Forty years ago three men decided to write something perfect.

The Nashville country music industry of the era blatantly refused to acknowledge the writers’ and artist’s fringe style. Their response to Nashville was not to sell out; their song name-drops Waylon Jennings, Charley Pride and Merle Haggard and also makes reference to Faron Young’s “Hello Walls” in the background vocals, noting that “you” (meaning Nashville industry executives) “don’t have to call me” any of those names anymore. In the third verse, the singer notes “the only time I know I’ll hear David Allan Coe is when Jesus has his final Judgment Day,” noting that he never expected the Nashville music industry to recognize him by his individual merits.

In the song’s iconic closing verse, Coe explains that “a friend of mine named Steve Goodman” wrote the song and considered it “the perfect country and western song”. Coe, upon receiving the song, explained to Goodman that he was wrong; there was no way a song could be “the perfect country and western song” without mentioning a laundry list of clichés: “mama, or trains, or trucks, or prison, or getting drunk.” Goodman then proceeded to add the final verse, incorporating all five of Coe’s facetious “requirements,” whereupon Coe agreed that now it was “the perfect country-and-western song” and felt obliged to add it to the end of the record:

I was drunk the day my mom got out of prison

And I went to pick’er up in the rain

But before I could get to the station in my pickup truck

She got runned over by a damned ol’ train.*

[*http://en.wikipedia.org/wiki/You_Never_Even_Called_Me_by_My_Name, text/content from this web page]

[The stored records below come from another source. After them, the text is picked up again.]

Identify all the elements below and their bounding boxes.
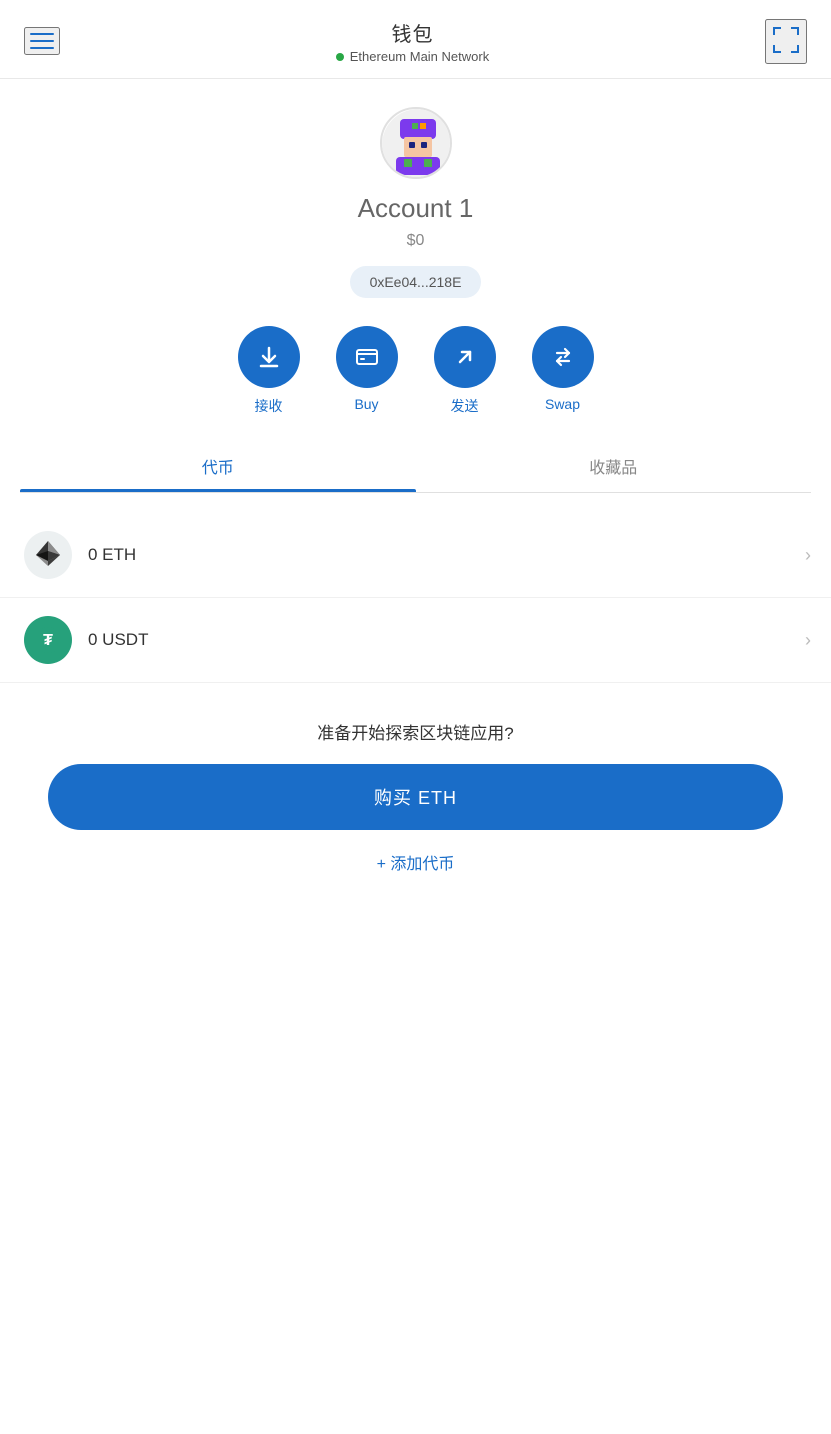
swap-button-container[interactable]: Swap (532, 326, 594, 412)
swap-icon (550, 344, 576, 370)
tab-collectibles[interactable]: 收藏品 (416, 440, 812, 492)
token-item-eth[interactable]: 0 ETH › (0, 513, 831, 598)
buy-eth-button[interactable]: 购买 ETH (48, 764, 783, 830)
qr-scan-button[interactable] (765, 19, 807, 64)
token-list: 0 ETH › ₮ 0 USDT › (0, 513, 831, 683)
token-item-usdt[interactable]: ₮ 0 USDT › (0, 598, 831, 683)
receive-button[interactable] (238, 326, 300, 388)
usdt-token-amount: 0 USDT (88, 630, 148, 650)
receive-label: 接收 (255, 396, 283, 416)
eth-chevron-icon: › (805, 545, 811, 566)
header-center: 钱包 Ethereum Main Network (336, 18, 489, 64)
card-icon (354, 344, 380, 370)
send-icon (452, 344, 478, 370)
tab-tokens[interactable]: 代币 (20, 440, 416, 492)
eth-token-amount: 0 ETH (88, 545, 136, 565)
action-buttons: 接收 Buy 发送 (238, 326, 594, 416)
swap-button[interactable] (532, 326, 594, 388)
swap-label: Swap (545, 396, 580, 412)
menu-button[interactable] (24, 27, 60, 55)
account-section: Account 1 $0 0xEe04...218E 接收 (0, 79, 831, 513)
app-header: 钱包 Ethereum Main Network (0, 0, 831, 79)
buy-label: Buy (354, 396, 378, 412)
explore-section: 准备开始探索区块链应用? 购买 ETH + 添加代币 (0, 683, 831, 902)
avatar (380, 107, 452, 179)
address-button[interactable]: 0xEe04...218E (350, 266, 482, 298)
usdt-token-icon: ₮ (24, 616, 72, 664)
buy-button-container[interactable]: Buy (336, 326, 398, 412)
receive-button-container[interactable]: 接收 (238, 326, 300, 416)
tabs: 代币 收藏品 (20, 440, 811, 493)
download-icon (256, 344, 282, 370)
add-token-link[interactable]: + 添加代币 (377, 856, 455, 873)
account-name: Account 1 (358, 193, 474, 224)
qr-icon (771, 25, 801, 55)
wallet-title: 钱包 (336, 18, 489, 47)
network-status-dot (336, 53, 344, 61)
send-label: 发送 (451, 396, 479, 416)
send-button[interactable] (434, 326, 496, 388)
network-indicator: Ethereum Main Network (336, 49, 489, 64)
send-button-container[interactable]: 发送 (434, 326, 496, 416)
buy-button[interactable] (336, 326, 398, 388)
svg-text:₮: ₮ (43, 632, 53, 649)
usdt-chevron-icon: › (805, 630, 811, 651)
eth-token-icon (24, 531, 72, 579)
network-name: Ethereum Main Network (350, 49, 489, 64)
explore-title: 准备开始探索区块链应用? (48, 719, 783, 744)
account-balance: $0 (407, 232, 425, 250)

These three men, Goodman, Prine and Coe can help us see the reason that Mark’s gospel ending is the perfect ending to the gospel—the Good News of Jesus. These men realized that their well being, their future, their merit was not dependent upon an established music industry that had created its own rules and status quo of who was in and who was out. These men realized that they were on their own with their own God given talents to write sing their way of country/western music with messages that they believed would be accepted and heard from them. I’m certain they were, at first alarmed and afraid to be cut off and rejected from what had seemed like the path to success.

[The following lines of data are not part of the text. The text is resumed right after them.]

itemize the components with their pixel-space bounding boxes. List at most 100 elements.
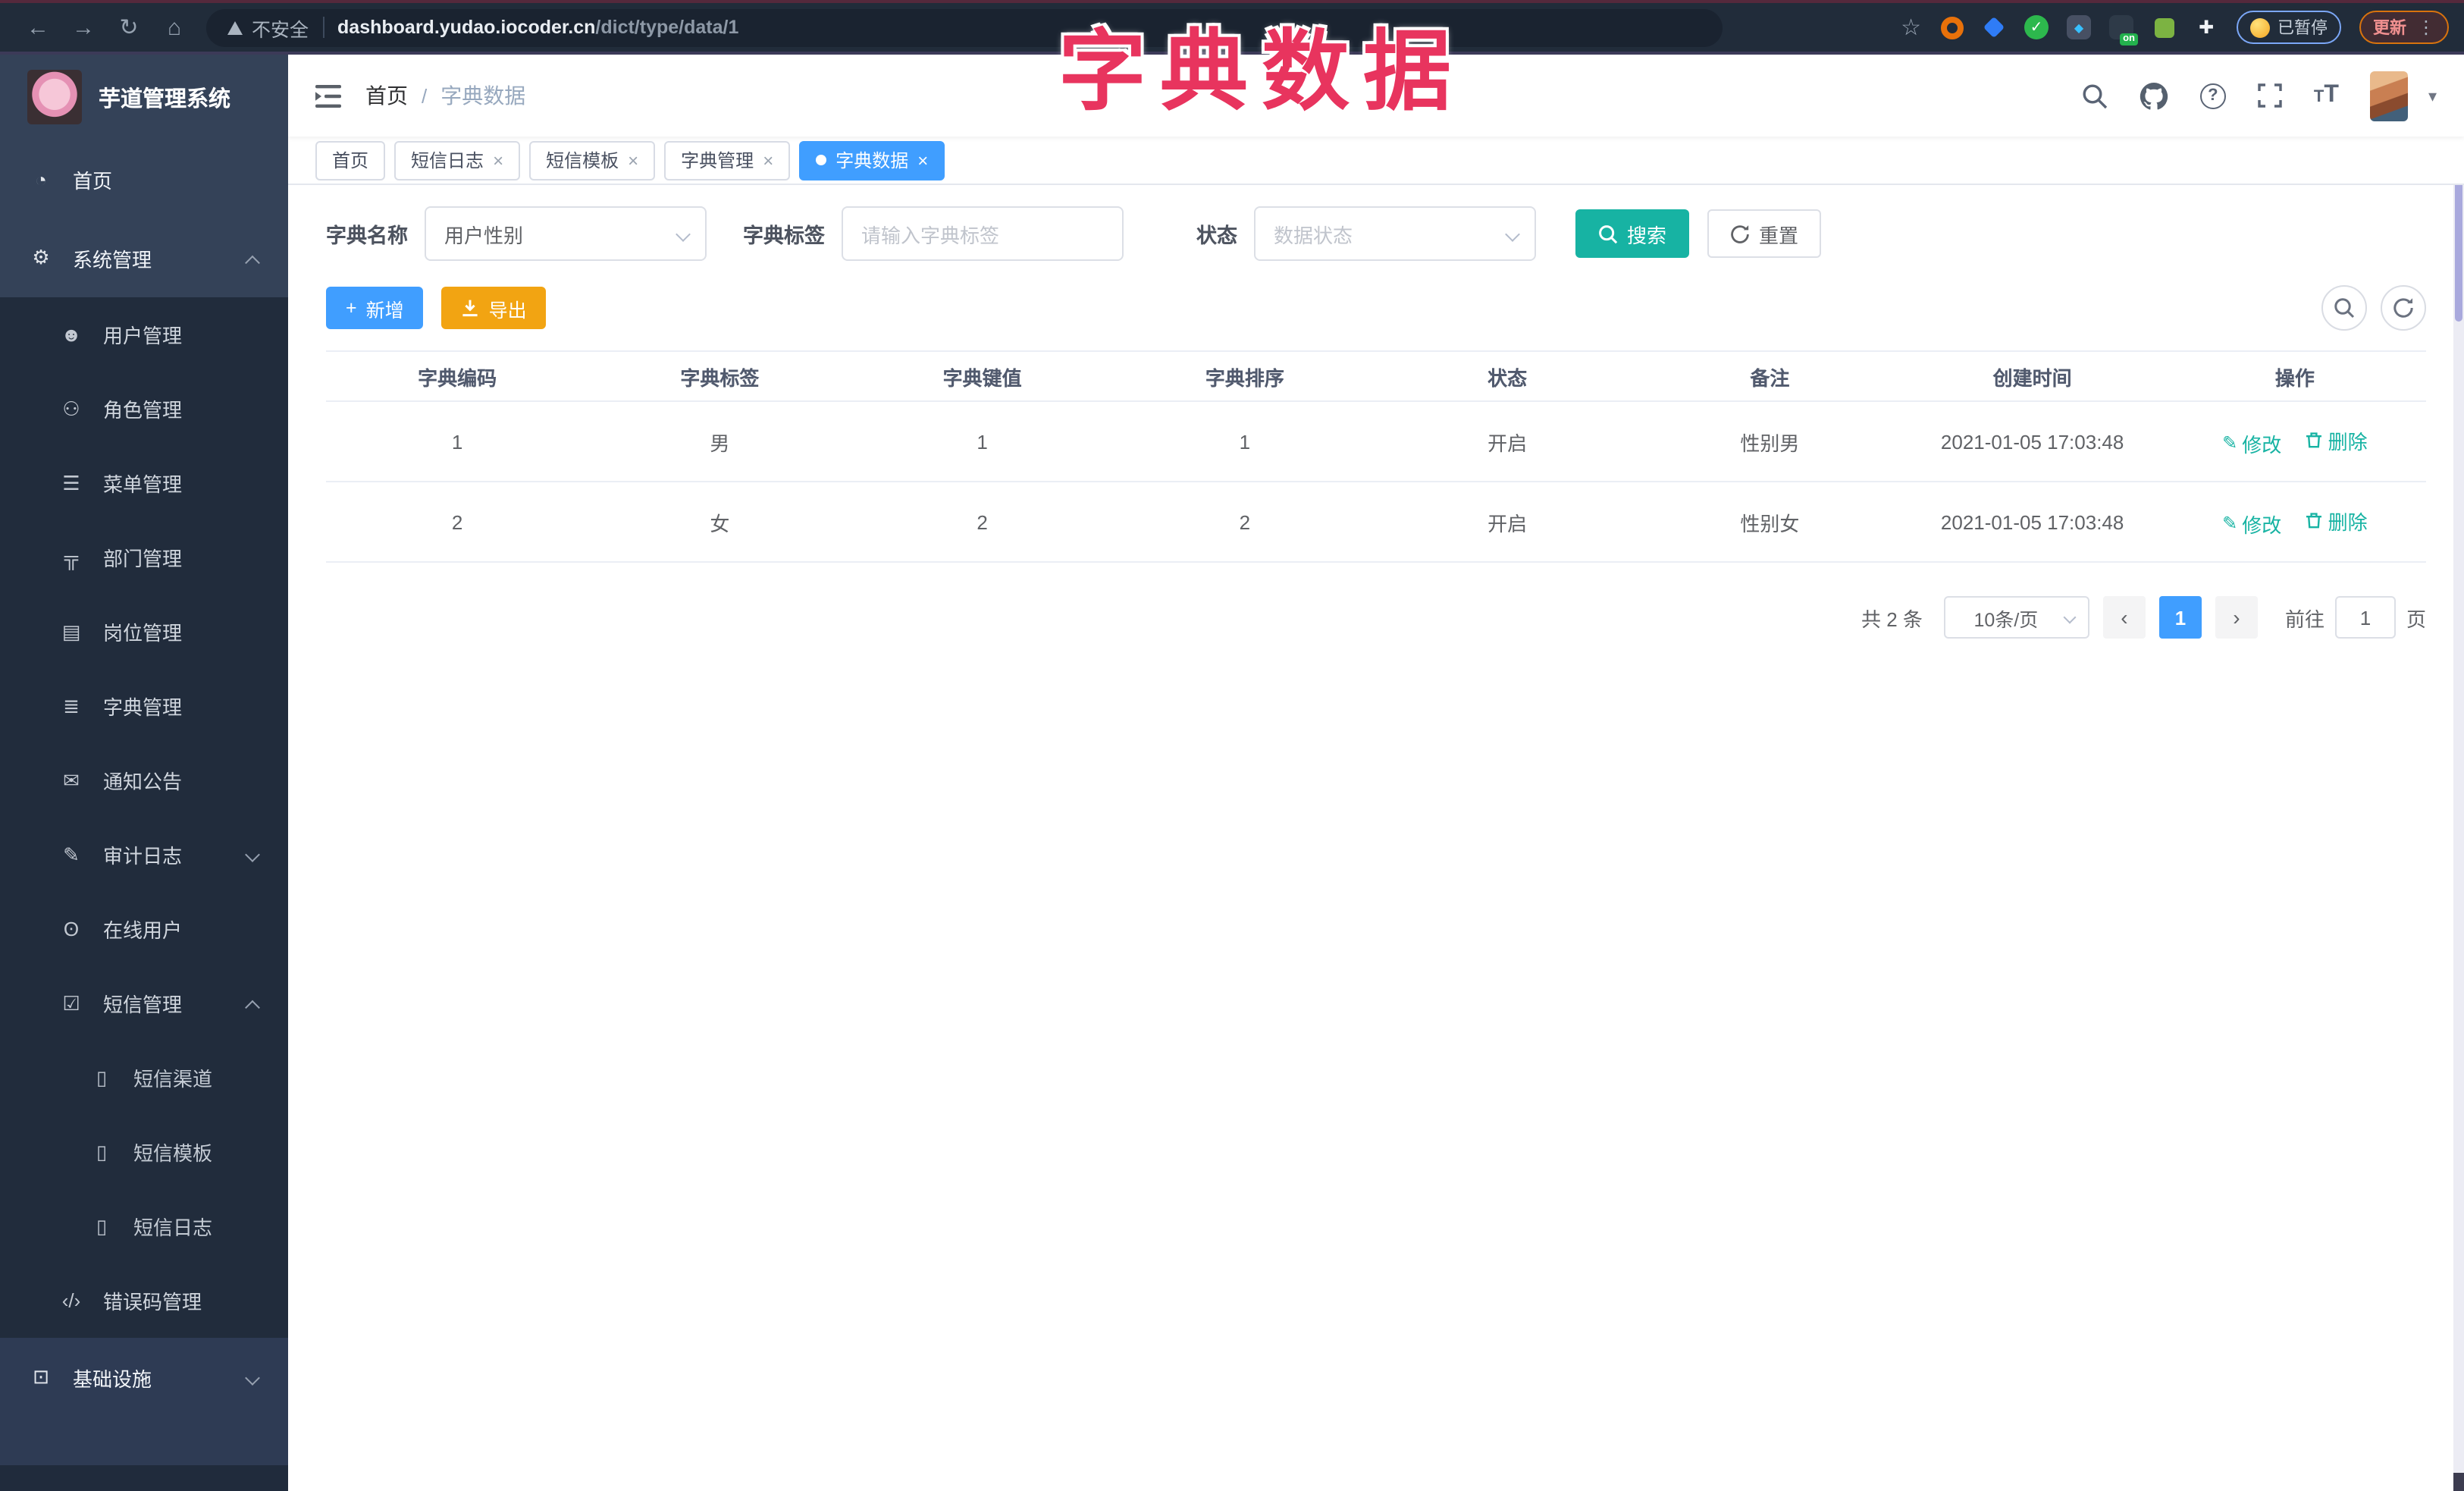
phone-icon: ▯ — [96, 1140, 108, 1163]
sidebar-item-error-code[interactable]: ‹/› 错误码管理 — [0, 1263, 288, 1338]
url-path[interactable]: /dict/type/data/1 — [595, 17, 738, 38]
page-content: 字典名称 用户性别 字典标签 请输入字典标签 状态 数据状态 搜索 重置 + 新… — [288, 185, 2464, 639]
security-label[interactable]: 不安全 — [252, 13, 309, 42]
tab-dict-data[interactable]: 字典数据 × — [799, 140, 945, 180]
extensions-puzzle-icon[interactable]: ✚ — [2194, 15, 2218, 39]
prev-page-button[interactable]: ‹ — [2102, 596, 2146, 639]
chevron-up-icon — [245, 1000, 260, 1015]
sidebar-item-online-users[interactable]: ʘ 在线用户 — [0, 892, 288, 966]
delete-link[interactable]: 删除 — [2306, 506, 2368, 535]
reload-icon[interactable]: ↻ — [106, 14, 152, 41]
breadcrumb-home[interactable]: 首页 — [365, 80, 408, 111]
github-icon[interactable] — [2140, 81, 2168, 110]
infra-icon: ⊡ — [33, 1365, 49, 1388]
fullscreen-icon[interactable] — [2258, 83, 2282, 108]
sidebar-item-sms-log[interactable]: ▯ 短信日志 — [0, 1189, 288, 1263]
extension-gem-icon[interactable] — [1982, 15, 2006, 39]
font-size-icon[interactable]: TT — [2314, 83, 2339, 108]
extension-green-icon[interactable] — [2152, 15, 2176, 39]
help-icon[interactable]: ? — [2199, 83, 2226, 108]
page-size-select[interactable]: 10条/页 — [1943, 596, 2089, 639]
url-host[interactable]: dashboard.yudao.iocoder.cn — [337, 17, 595, 38]
filter-form: 字典名称 用户性别 字典标签 请输入字典标签 状态 数据状态 搜索 重置 — [326, 206, 2426, 261]
close-icon[interactable]: × — [763, 151, 773, 169]
chevron-down-icon — [245, 847, 260, 862]
sidebar-item-notice[interactable]: ✉ 通知公告 — [0, 743, 288, 818]
sidebar-top-section: 芋道管理系统 ◔ 首页 ⚙ 系统管理 — [0, 55, 288, 297]
dict-data-table: 字典编码 字典标签 字典键值 字典排序 状态 备注 创建时间 操作 1 男 1 — [326, 350, 2426, 563]
app-logo — [27, 70, 82, 124]
toggle-search-button[interactable] — [2321, 285, 2367, 331]
back-icon[interactable]: ← — [15, 14, 61, 40]
export-button[interactable]: 导出 — [441, 287, 547, 329]
on-badge: on — [2120, 33, 2138, 46]
sidebar-item-sms-channel[interactable]: ▯ 短信渠道 — [0, 1041, 288, 1115]
forward-icon[interactable]: → — [61, 14, 106, 40]
kebab-menu-icon[interactable]: ⋮ — [2417, 17, 2435, 38]
sidebar-item-sms-management[interactable]: ☑ 短信管理 — [0, 966, 288, 1041]
overlay-annotation-title: 字典数据 — [1058, 23, 1466, 121]
page-scrollbar[interactable] — [2453, 55, 2464, 1491]
close-icon[interactable]: × — [628, 151, 638, 169]
tab-dict-management[interactable]: 字典管理 × — [664, 140, 791, 180]
scrollbar-corner — [2453, 1473, 2464, 1491]
status-text: 开启 — [1376, 401, 1639, 482]
dict-label-input[interactable]: 请输入字典标签 — [842, 206, 1124, 261]
sidebar-item-infrastructure[interactable]: ⊡ 基础设施 — [0, 1338, 288, 1417]
sidebar-item-home[interactable]: ◔ 首页 — [0, 140, 288, 218]
chevron-down-icon — [676, 227, 691, 242]
total-count: 共 2 条 — [1861, 607, 1923, 630]
edit-link[interactable]: ✎ 修改 — [2222, 509, 2281, 538]
reset-button[interactable]: 重置 — [1707, 209, 1822, 258]
sidebar-item-dept-management[interactable]: ╦ 部门管理 — [0, 520, 288, 595]
extension-ring-icon[interactable] — [1939, 15, 1964, 39]
close-icon[interactable]: × — [917, 151, 928, 169]
sidebar: 芋道管理系统 ◔ 首页 ⚙ 系统管理 ☻ 用户管理 ⚇ 角色管理 ☰ 菜单管理 … — [0, 55, 288, 1491]
collapse-sidebar-icon[interactable] — [315, 84, 341, 107]
sidebar-item-system-management[interactable]: ⚙ 系统管理 — [0, 218, 288, 297]
page-1-button[interactable]: 1 — [2158, 596, 2202, 639]
plus-icon: + — [346, 297, 357, 319]
extension-proxy-icon[interactable]: on — [2109, 15, 2138, 46]
trash-icon — [2306, 513, 2322, 529]
bookmark-star-icon[interactable]: ☆ — [1901, 14, 1921, 41]
goto-page-input[interactable]: 1 — [2334, 596, 2396, 639]
status-select[interactable]: 数据状态 — [1254, 206, 1536, 261]
search-icon[interactable] — [2082, 83, 2108, 108]
extension-check-icon[interactable]: ✓ — [2024, 15, 2049, 39]
dict-name-select[interactable]: 用户性别 — [425, 206, 707, 261]
sidebar-item-post-management[interactable]: ▤ 岗位管理 — [0, 595, 288, 669]
tab-home[interactable]: 首页 — [315, 140, 386, 180]
dict-book-icon: ≣ — [63, 694, 80, 717]
address-bar[interactable]: 不安全 dashboard.yudao.iocoder.cn /dict/typ… — [206, 8, 1723, 46]
avatar[interactable] — [2370, 71, 2409, 121]
edit-link[interactable]: ✎ 修改 — [2222, 428, 2281, 457]
caret-down-icon[interactable]: ▾ — [2428, 86, 2437, 105]
sidebar-submenu-section: ☻ 用户管理 ⚇ 角色管理 ☰ 菜单管理 ╦ 部门管理 ▤ 岗位管理 ≣ 字典管… — [0, 297, 288, 1338]
close-icon[interactable]: × — [493, 151, 503, 169]
home-icon[interactable]: ⌂ — [152, 14, 197, 40]
tab-sms-log[interactable]: 短信日志 × — [394, 140, 521, 180]
sidebar-item-audit-log[interactable]: ✎ 审计日志 — [0, 818, 288, 892]
sidebar-item-sms-template[interactable]: ▯ 短信模板 — [0, 1115, 288, 1189]
app-logo-row[interactable]: 芋道管理系统 — [0, 55, 288, 140]
add-button[interactable]: + 新增 — [326, 287, 424, 329]
update-button[interactable]: 更新 ⋮ — [2359, 11, 2449, 44]
next-page-button[interactable]: › — [2215, 596, 2258, 639]
extension-sliders-icon[interactable]: ◆ — [2067, 15, 2091, 39]
sidebar-item-user-management[interactable]: ☻ 用户管理 — [0, 297, 288, 372]
sidebar-item-role-management[interactable]: ⚇ 角色管理 — [0, 372, 288, 446]
status-label: 状态 — [1196, 224, 1237, 247]
sidebar-item-dict-management[interactable]: ≣ 字典管理 — [0, 669, 288, 743]
chevron-down-icon — [1505, 227, 1520, 242]
pencil-icon: ✎ — [2222, 513, 2238, 534]
search-button[interactable]: 搜索 — [1575, 209, 1690, 258]
dashboard-icon: ◔ — [35, 168, 47, 190]
dict-label-label: 字典标签 — [743, 224, 825, 247]
refresh-icon — [1731, 224, 1749, 243]
delete-link[interactable]: 删除 — [2306, 425, 2368, 454]
tab-sms-template[interactable]: 短信模板 × — [529, 140, 656, 180]
sidebar-item-menu-management[interactable]: ☰ 菜单管理 — [0, 446, 288, 520]
paused-extension-pill[interactable]: 已暂停 — [2237, 11, 2341, 44]
refresh-table-button[interactable] — [2381, 285, 2426, 331]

Mark’s gospel ends with much of the same feelings and recognition for Mary Magdalene, Mary and Salome. They expected to find Jesus’ dead body in the tomb. Instead an empty tomb greeted them with a young man in a white robe who tells them that Jesus has been raised. He’s not here. They are alarmed and run in fear from the empty tomb.

We are left to imagine what they said when they got to the rest of the disciples and Peter to tell them why they were alarmed—scared. Perhaps Mark did write the perfect ending that ensures that the Good News will be shared forever.

These three women, like the three men who wrote and performed the perfect country music song, had reason to be alarmed. Jesus, the one who was supposed to be their salvation, had died and with resolution and broken hearts they came to do the acceptable burial preparations and acknowledge a bad ending to what could have been a perfect ending.

The perfect ending is left in their hands to go and tell the Good News that Jesus is raised from the dead. The perfect ending is that the established ways of life and death that they knew have now all changed because the tomb is empty.

Like these women and these three men, it is up to us, too, to use our God given talents and the gift of the salvation of Christ—the empty tomb—to go out from here today and to daily share the perfect ending of the gospel of Mark—to live on the fringe. We can’t sell out to the way things are in the world because we know what we know about the risen Christ. With our own stories of the ways God has blessed us and loved us, we are sent out to share the Good News of the empty tomb. The perfect gospel ending also depends on us not being alarmed but being inspired and driven by Holy God to go and share the Good News that Jesus has been raised from the dead—God’s perfect ending forever.